The opening scene (‘A beautiful landscape’) is officially the first scene of Act I, but stands out sharply from the rest of the Act, and has rather the character of a prologue to Part Two generally, as I have editorially suggested. It was written partly in the spring of 1826 and partly in the summer of 1827, but its germ was the brief and crude prose version, conceived at least ten years earlier, which we find in BA 70 (q.v.). At the beginning of Act I, or to introduce it, Goethe needed an intelligible transition, a way of breaking the connection with Part One and continuing the Faust story in a quite different style and milieu; the tragic ending of the Gretchen drama must be decisively left behind, and Faust launched on a new career. A hero haunted by remorse would not suit Goethe’s purposes; but one who could simply put the matter callously out of his mind would not do either.

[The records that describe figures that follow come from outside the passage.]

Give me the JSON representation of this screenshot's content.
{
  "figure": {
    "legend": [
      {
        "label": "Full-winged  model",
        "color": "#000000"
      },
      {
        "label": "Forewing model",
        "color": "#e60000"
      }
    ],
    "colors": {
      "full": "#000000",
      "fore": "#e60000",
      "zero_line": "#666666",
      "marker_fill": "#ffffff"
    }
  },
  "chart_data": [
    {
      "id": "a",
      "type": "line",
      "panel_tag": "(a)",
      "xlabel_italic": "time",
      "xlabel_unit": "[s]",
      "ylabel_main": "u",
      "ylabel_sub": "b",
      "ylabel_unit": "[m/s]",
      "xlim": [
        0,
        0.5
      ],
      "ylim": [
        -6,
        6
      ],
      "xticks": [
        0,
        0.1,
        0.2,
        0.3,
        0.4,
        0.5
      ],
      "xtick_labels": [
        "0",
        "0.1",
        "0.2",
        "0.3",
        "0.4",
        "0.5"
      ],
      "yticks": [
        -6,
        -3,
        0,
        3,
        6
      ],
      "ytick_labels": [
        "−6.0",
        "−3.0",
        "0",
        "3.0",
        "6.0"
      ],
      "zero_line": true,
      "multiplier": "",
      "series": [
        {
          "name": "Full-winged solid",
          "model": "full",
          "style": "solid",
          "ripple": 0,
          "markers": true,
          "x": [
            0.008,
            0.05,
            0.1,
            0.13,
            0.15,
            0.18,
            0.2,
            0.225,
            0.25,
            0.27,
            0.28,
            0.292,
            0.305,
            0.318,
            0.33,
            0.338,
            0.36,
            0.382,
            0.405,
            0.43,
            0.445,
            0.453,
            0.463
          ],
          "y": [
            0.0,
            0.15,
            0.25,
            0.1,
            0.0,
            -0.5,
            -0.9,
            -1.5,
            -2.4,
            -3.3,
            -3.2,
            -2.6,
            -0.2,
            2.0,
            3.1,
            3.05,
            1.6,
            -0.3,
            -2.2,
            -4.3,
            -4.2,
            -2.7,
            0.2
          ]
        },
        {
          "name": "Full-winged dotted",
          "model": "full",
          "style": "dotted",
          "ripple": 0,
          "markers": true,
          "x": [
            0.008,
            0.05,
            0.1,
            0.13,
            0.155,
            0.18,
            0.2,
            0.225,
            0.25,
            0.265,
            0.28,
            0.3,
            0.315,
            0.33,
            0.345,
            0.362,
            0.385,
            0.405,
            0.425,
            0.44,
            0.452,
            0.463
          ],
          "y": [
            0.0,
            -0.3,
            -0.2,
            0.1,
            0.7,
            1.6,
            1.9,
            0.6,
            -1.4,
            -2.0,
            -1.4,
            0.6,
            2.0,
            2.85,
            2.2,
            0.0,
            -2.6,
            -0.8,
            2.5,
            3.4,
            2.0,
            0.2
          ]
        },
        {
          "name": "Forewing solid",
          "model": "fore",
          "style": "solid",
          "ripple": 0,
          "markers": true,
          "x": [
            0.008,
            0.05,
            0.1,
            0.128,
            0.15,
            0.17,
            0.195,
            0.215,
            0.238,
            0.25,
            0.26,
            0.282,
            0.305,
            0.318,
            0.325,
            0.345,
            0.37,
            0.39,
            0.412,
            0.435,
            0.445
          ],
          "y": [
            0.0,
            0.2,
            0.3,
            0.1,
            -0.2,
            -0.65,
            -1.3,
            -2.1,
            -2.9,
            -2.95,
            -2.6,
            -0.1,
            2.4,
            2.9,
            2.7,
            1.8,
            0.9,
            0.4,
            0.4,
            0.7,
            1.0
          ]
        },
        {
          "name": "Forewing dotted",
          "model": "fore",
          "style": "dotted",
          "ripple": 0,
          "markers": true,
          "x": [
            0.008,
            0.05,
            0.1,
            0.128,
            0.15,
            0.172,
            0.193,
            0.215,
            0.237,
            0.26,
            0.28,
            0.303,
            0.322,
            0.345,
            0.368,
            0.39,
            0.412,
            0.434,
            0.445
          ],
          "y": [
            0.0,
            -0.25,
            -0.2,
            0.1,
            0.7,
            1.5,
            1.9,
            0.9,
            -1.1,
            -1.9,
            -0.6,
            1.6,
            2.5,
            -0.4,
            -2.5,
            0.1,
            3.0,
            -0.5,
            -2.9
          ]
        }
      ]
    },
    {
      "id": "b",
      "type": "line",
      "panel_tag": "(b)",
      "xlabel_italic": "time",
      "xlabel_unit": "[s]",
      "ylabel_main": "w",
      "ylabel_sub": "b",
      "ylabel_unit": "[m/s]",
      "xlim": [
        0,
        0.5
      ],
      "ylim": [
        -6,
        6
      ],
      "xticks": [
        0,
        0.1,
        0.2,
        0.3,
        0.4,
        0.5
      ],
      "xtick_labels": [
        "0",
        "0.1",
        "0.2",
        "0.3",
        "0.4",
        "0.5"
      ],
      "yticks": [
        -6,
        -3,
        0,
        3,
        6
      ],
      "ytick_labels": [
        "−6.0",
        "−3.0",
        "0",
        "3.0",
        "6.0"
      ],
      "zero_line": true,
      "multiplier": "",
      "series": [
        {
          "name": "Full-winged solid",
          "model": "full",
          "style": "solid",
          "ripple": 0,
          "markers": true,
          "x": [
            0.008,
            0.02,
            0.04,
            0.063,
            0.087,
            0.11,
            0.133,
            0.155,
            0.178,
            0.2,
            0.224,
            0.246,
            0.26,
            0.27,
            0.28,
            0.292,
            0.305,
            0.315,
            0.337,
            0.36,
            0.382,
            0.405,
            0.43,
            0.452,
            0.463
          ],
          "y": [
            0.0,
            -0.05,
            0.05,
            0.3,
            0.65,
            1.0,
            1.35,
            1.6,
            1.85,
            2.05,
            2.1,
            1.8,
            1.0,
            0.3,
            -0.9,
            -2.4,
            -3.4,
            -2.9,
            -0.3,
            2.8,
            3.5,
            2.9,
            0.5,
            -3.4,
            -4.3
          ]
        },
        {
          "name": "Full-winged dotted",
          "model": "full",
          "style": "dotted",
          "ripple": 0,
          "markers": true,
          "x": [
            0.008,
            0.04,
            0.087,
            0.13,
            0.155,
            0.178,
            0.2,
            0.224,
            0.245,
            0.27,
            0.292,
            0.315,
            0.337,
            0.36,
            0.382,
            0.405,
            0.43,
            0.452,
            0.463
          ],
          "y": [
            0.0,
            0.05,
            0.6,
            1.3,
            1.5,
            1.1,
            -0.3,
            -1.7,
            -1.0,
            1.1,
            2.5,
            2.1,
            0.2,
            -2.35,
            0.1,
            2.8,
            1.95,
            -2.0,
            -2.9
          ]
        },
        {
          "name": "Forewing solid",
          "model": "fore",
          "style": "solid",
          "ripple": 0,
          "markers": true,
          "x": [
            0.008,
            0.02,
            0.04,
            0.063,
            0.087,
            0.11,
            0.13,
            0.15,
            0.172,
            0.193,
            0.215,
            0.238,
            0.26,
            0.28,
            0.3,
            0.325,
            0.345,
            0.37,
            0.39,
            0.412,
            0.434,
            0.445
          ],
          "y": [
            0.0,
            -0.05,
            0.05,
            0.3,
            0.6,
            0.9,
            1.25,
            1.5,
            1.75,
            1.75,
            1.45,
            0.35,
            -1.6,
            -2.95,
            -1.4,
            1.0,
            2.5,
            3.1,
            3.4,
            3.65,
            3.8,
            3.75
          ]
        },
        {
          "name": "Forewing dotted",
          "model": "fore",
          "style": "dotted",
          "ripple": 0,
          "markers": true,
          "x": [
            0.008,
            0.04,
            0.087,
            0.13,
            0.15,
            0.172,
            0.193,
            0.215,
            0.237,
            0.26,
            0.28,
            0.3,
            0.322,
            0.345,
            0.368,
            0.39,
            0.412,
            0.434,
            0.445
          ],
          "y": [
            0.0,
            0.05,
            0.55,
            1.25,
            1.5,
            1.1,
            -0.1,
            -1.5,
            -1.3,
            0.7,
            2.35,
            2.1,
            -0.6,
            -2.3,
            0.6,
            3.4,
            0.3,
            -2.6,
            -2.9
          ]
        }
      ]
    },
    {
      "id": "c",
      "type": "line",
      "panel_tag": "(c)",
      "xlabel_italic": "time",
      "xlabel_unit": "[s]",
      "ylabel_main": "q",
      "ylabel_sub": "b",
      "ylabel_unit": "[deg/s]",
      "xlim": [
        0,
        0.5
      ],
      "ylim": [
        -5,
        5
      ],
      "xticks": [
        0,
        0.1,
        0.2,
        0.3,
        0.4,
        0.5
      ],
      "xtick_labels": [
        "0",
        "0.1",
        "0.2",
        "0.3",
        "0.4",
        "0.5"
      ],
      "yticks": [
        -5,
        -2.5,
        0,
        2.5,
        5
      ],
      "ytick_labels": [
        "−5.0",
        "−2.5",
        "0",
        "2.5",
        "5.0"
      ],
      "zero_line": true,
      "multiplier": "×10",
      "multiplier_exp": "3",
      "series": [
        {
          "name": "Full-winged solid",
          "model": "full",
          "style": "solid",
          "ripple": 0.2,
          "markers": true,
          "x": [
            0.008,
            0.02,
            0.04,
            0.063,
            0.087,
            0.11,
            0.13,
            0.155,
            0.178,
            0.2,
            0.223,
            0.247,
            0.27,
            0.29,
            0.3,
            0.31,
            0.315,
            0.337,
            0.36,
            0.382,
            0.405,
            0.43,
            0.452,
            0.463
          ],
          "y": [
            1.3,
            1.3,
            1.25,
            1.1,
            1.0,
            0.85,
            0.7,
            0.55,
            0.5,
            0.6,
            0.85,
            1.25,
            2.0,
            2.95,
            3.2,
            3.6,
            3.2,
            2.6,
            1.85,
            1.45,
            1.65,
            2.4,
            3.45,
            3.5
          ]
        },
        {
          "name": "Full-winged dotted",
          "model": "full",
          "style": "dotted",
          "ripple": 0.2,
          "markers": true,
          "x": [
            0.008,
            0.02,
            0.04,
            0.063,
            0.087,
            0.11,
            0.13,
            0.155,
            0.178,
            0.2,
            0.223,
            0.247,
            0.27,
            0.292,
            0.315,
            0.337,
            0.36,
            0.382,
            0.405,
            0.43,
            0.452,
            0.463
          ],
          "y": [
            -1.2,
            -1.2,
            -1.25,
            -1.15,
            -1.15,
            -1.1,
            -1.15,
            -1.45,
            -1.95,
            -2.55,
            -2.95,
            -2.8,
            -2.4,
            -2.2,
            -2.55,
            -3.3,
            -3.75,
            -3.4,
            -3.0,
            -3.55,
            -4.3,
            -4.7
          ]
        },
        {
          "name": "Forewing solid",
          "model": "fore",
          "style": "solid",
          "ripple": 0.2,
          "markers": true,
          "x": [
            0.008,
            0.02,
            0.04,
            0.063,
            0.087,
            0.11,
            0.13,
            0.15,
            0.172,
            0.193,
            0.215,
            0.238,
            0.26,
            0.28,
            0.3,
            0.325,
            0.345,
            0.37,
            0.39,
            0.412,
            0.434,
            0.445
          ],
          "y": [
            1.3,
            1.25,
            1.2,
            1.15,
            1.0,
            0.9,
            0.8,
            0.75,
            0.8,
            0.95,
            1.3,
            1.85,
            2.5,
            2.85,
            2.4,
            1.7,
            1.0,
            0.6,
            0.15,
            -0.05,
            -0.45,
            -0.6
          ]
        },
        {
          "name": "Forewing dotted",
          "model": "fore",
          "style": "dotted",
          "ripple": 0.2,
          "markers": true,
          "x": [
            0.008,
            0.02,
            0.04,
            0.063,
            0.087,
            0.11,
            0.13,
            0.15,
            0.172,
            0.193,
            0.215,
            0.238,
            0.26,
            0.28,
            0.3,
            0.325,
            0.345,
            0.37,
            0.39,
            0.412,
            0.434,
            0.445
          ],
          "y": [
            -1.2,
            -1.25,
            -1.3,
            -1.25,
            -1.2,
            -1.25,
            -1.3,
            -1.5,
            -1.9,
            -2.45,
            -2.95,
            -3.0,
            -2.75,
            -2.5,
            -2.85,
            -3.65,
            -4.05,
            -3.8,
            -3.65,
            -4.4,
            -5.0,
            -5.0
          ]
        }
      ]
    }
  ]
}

The solution, as Goethe explained to Eckermann in 1827,
*
was to plunge Faust into a trance-like or death-like sleep in which he would forget his recent experiences completely; and as had been done more than once in the 1797-1801 stratum of Part One, a chorus of spirits could be introduced, to practise on him a kind of suggestion therapy or hypnopaedia, after which he would wake refreshed and in a mood for the positive resumption of life. All this is common to both versions, the early sketch and the finished prologue. In the former, however, the spirits are merely tempting demons, urging Faust on to great deeds with dreams of worldly power and glory; their flattering propositions are ‘in fact ironical’. Moreover, in this relatively banal earlier narrative, everything happens indoors, in an unidentified town from which Faust and Mephistopheles at once travel to Augsburg to present themselves to the Emperor Maximilian. In the final version, by contrast, the scene takes place quite literally ‘in higher regions’. Faust lies asleep in a beautiful mountain landscape, watched over by nature-spirits whom Goethe identifies as elves, and who are compassionate and beneficent (Eckermann, same conversation). The theme of worldly action has disappeared (unless we read 4662-5 as a faint echo of it); the imperial court is not mentioned, and Mephistopheles is conspicuously absent. A different theme has developed, or (as other evidence from the paralipomena suggests) has suddenly taken over after long unconscious preparation,
*
and now dominates the material: that of the beauty of nature and its healing, integrative powers, which Goethe celebrates here in two of his greatest passages of lyric poetry, the elves’ chorus evoking
the passing night and the reborn Faust’s speech hailing the sunrise. The theme of natural processes, including that of Faust’s unconscious growth and healing, is thus identifiable as the important—indeed, central—element in the finished scene, in which the basic situation has been retained, but has undergone an inspired transformation and enhancement.